The receptor known as HER3 is present in two of the most fatal forms of cancer – pancreatic and breast – and as such it’s been gaining interest among cancer researchers. Its close relatives, HER2 and EGFR, are already the targets of a number of effective cancer drugs. Now, new research shows how "turning off" HER3 might stop cancer call growth in its tracks, and lead to promising new treatments.
The team tested the method in six different types of cancer cells and found it to be effective in all of them.
The discovery began with a chance finding by a researcher who was studying bone regeneration. He found that pairing two receptors sometimes had an unexpected effect: it occasionally shut down growth, rather than promoting it.
Author of the current study, Linda Griffith, said that "[i]t was not something we were expecting to see – you don’t expect to shut off a receptor with something that normally activates it – but in retrospect it seemed obvious to try this approach for HER3. We pursued it only because we had people in the lab working with cancer cells, and we thought, ‘Since it had these effects in stem cells, let’s just try this in tumor cells, and see if something interesting happens.’"

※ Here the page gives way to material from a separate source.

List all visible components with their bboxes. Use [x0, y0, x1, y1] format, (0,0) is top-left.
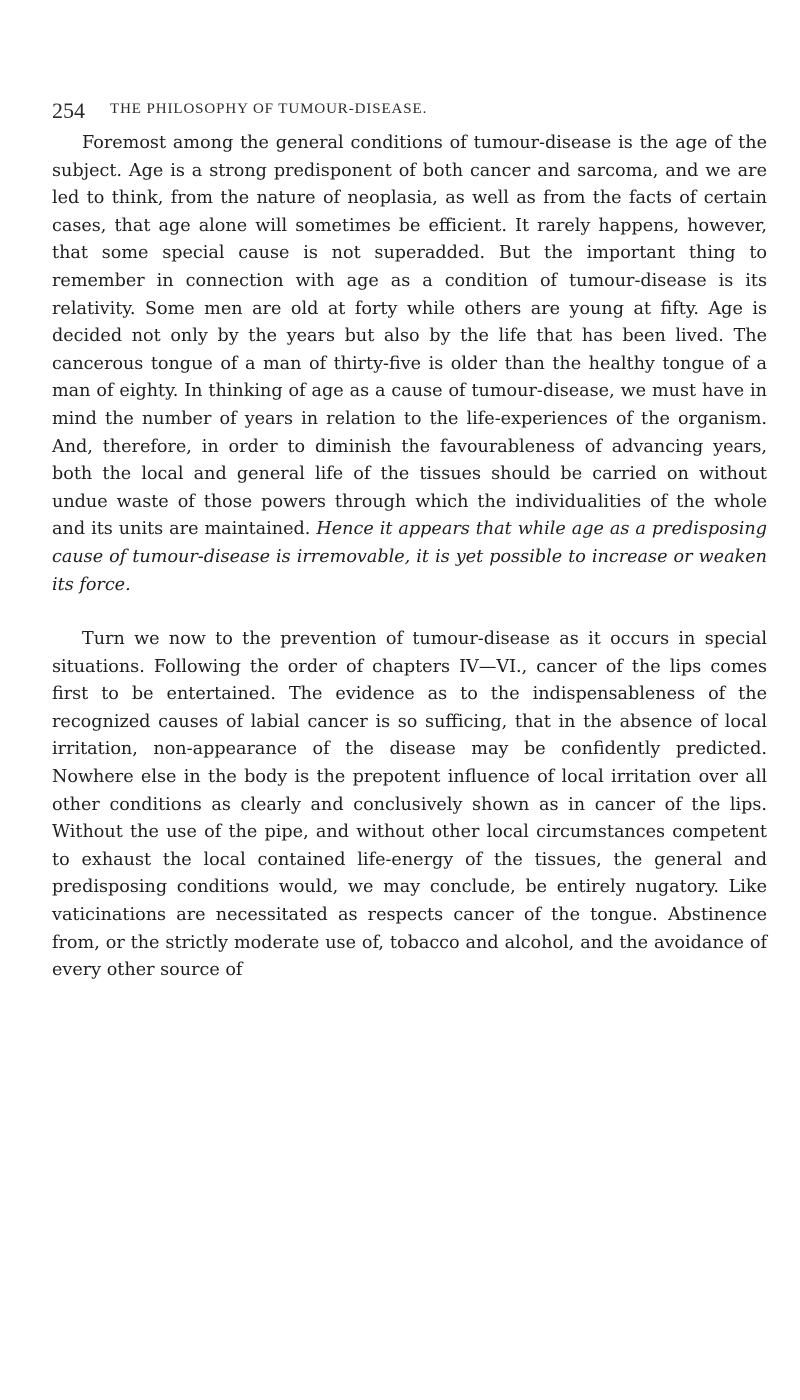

The team tested the method in six different types of cancer cells and found it to be effective in all of them. It even halted the growth of one cell type that is resistant to anticancer medications that target the EGFR receptor.
Griffith herself was diagnosed with a form of breast cancer that can over-express EGFR. The team is currently working on developing a form of the molecule that can be tested in living animals, rather than in the Petri dish. Though the study is preliminary, it points to exciting new possibilities for anticancer drugs.
Dr. Griffith is a researcher at MIT; the study was published in the May 26, 2011 issue of the Journal of Biological Chemistry.